# when theres unequal desire



## chillymorn (Aug 11, 2010)

question:

when sex drives are so unequal and the high drive partner has finally had enough and says this is a deal breaker. even if the low drive partner gives in and tries there always an aspect of they really are just giving you pitty sex to keep the peace.

how do you cope with the feeling of they really just don't desire me?

good sex needs both partners to desire eachother.


as I get older I would rather not have luke warm sex. because the low drive person is always satiated they will never really have a strong desire. and its kind of easy to tell its going on.


luke warm sex is ok ocasonialy but I would think when its all the time then it would be unfullfilling.


----------



## Enchantment (May 11, 2011)

I think it's more common for marriages to have partners with unequal drives than to have partners with always the same drive.

I am lower drive than my husband. I am happy with once every week or so, while he wants it everyday. So, we compromise. The additional times are not 'pity' sex from me - he works to arouse me and meet my other needs throughout the day and it works out very well. I am committed to him, and love and respect him. He feels the same way about me.

If you are only getting 'pity' sex from a lower drive partner, then I think it's an indication that there's more issues than just sexual ones in the marriage, imho.


----------



## MEM2020 (Aug 23, 2009)

Yes


think it's more common for marriages to have partners with unequal drives than to have partners with always the same drive.

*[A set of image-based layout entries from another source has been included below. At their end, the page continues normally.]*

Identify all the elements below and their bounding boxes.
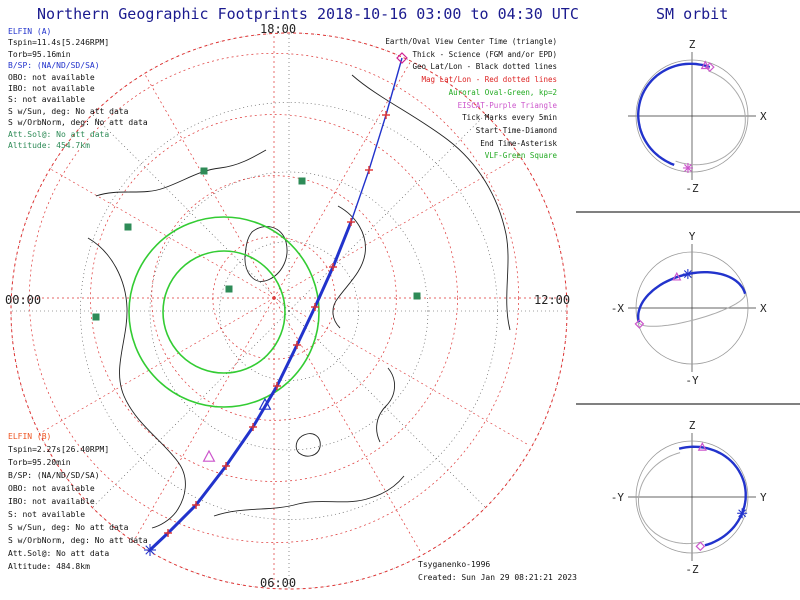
legend-line: Start Time-Diamond	[475, 125, 557, 135]
sm-axis-label: -Z	[685, 182, 699, 195]
sm-axis-label: X	[760, 302, 767, 315]
sm-axis-label: -Y	[685, 374, 699, 387]
elfin-b-info: ELFIN (B) Tspin=2.27s[26.40RPM] Torb=95.20…	[8, 430, 148, 573]
legend-line: Thick - Science (FGM and/or EPD)	[412, 49, 558, 59]
sm-axis-label: Y	[689, 230, 696, 243]
info-line: Altitude: 454.7km	[8, 141, 90, 151]
info-line: S w/Sun, deg: No att data	[8, 106, 129, 116]
info-line: IBO: not available	[8, 84, 95, 94]
sm-axis-label: Z	[689, 419, 696, 432]
legend-line: Geo Lat/Lon - Black dotted lines	[412, 62, 558, 72]
elfin-b-header: ELFIN (B)	[8, 432, 52, 441]
vlf-squares	[92, 167, 421, 321]
sm-axis-label: -Y	[611, 491, 625, 504]
info-line: IBO: not available	[8, 497, 95, 506]
created-label: Created: Sun Jan 29 08:21:21 2023	[418, 573, 577, 582]
info-line: S w/OrbNorm, deg: No att data	[8, 118, 148, 128]
model-label: Tsyganenko-1996	[418, 560, 491, 569]
elfin-a-info: ELFIN (A) Tspin=11.4s[5.246RPM] Torb=95.16…	[8, 26, 148, 151]
footprint-track	[144, 52, 408, 556]
plot-legend: Earth/Oval View Center Time (triangle) Th…	[337, 36, 557, 163]
clock-label-06: 06:00	[260, 576, 297, 590]
legend-line: EISCAT-Purple Triangle	[457, 100, 557, 110]
info-line: Torb=95.16min	[8, 49, 71, 59]
info-line: Altitude: 484.8km	[8, 562, 90, 571]
clock-label-18: 18:00	[260, 22, 297, 36]
legend-line: Mag Lat/Lon - Red dotted lines	[421, 75, 557, 85]
info-line: B/SP: (NA/ND/SD/SA)	[8, 471, 100, 480]
legend-line: End Time-Asterisk	[480, 138, 557, 148]
sm-axis-label: -X	[611, 302, 625, 315]
info-line: OBO: not available	[8, 72, 95, 82]
main-footprint-plot	[10, 32, 568, 590]
info-line: Tspin=11.4s[5.246RPM]	[8, 38, 110, 48]
auroral-oval	[128, 216, 320, 408]
info-line: Att.Sol@: No att data	[8, 549, 110, 558]
legend-line: Earth/Oval View Center Time (triangle)	[385, 37, 557, 46]
legend-line: Auroral Oval-Green, kp=2	[448, 87, 557, 97]
info-line: S w/Sun, deg: No att data	[8, 523, 129, 532]
info-line: S w/OrbNorm, deg: No att data	[8, 536, 148, 545]
coastline-layer	[87, 74, 511, 529]
info-line: Tspin=2.27s[26.40RPM]	[8, 445, 110, 454]
info-line: OBO: not available	[8, 484, 95, 493]
info-line: S: not available	[8, 510, 86, 519]
sm-axis-label: -Z	[685, 563, 699, 576]
sm-axis-label: Z	[689, 38, 696, 51]
clock-label-00: 00:00	[5, 293, 42, 307]
sm-axis-label: Y	[760, 491, 767, 504]
clock-label-12: 12:00	[534, 293, 571, 307]
sm-orbit-panels: Z -Z X Y -Y X -X Z -Z Y -Y	[576, 38, 800, 576]
legend-line: VLF-Green Square	[484, 151, 557, 161]
info-line: B/SP: (NA/ND/SD/SA)	[8, 61, 100, 71]
legend-line: Tick Marks every 5min	[462, 113, 557, 123]
sm-orbit-title: SM orbit	[656, 5, 729, 23]
info-line: Att.Sol@: No att data	[8, 129, 110, 139]
info-line: S: not available	[8, 95, 86, 105]
sm-axis-label: X	[760, 110, 767, 123]
outer-boundary-circle	[10, 32, 568, 590]
plot-title: Northern Geographic Footprints 2018-10-1…	[37, 5, 579, 23]
elfin-a-header: ELFIN (A)	[8, 27, 52, 36]
info-line: Torb=95.20min	[8, 458, 71, 467]
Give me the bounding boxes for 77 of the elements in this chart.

I am lower drive than my husband. I am happy with once every week or so, while he wants it everyday. So, we compromise. The additional times are not 'pity' sex from me - he works to arouse me and meet my other needs throughout the day and it works out very well. I am committed to him, and love and respect him. He feels the same way about me.

If you are only getting 'pity' sex from a lower drive partner, then I think it's an indication that there's more issues than just sexual ones in the marriage, imho.[/QUOTE]
_Posted via Mobile Device_


----------



## kittycat03 (Jul 15, 2011)

This seems like a similar situation I am working with. I have the higher drive hubby has the lower. This has become a huge source friction with in our relationship. While our marriage is far from perfect, with in the last few years, it seems as if we have worked together and become a better couple except for the frequency/lack of desire aspect. I hate the something so wonderful has become such a stress on our relationship.
Teresa


----------



## DayDream (May 25, 2011)

Sometimes you just have to get some toys to spice things up a little bit.


----------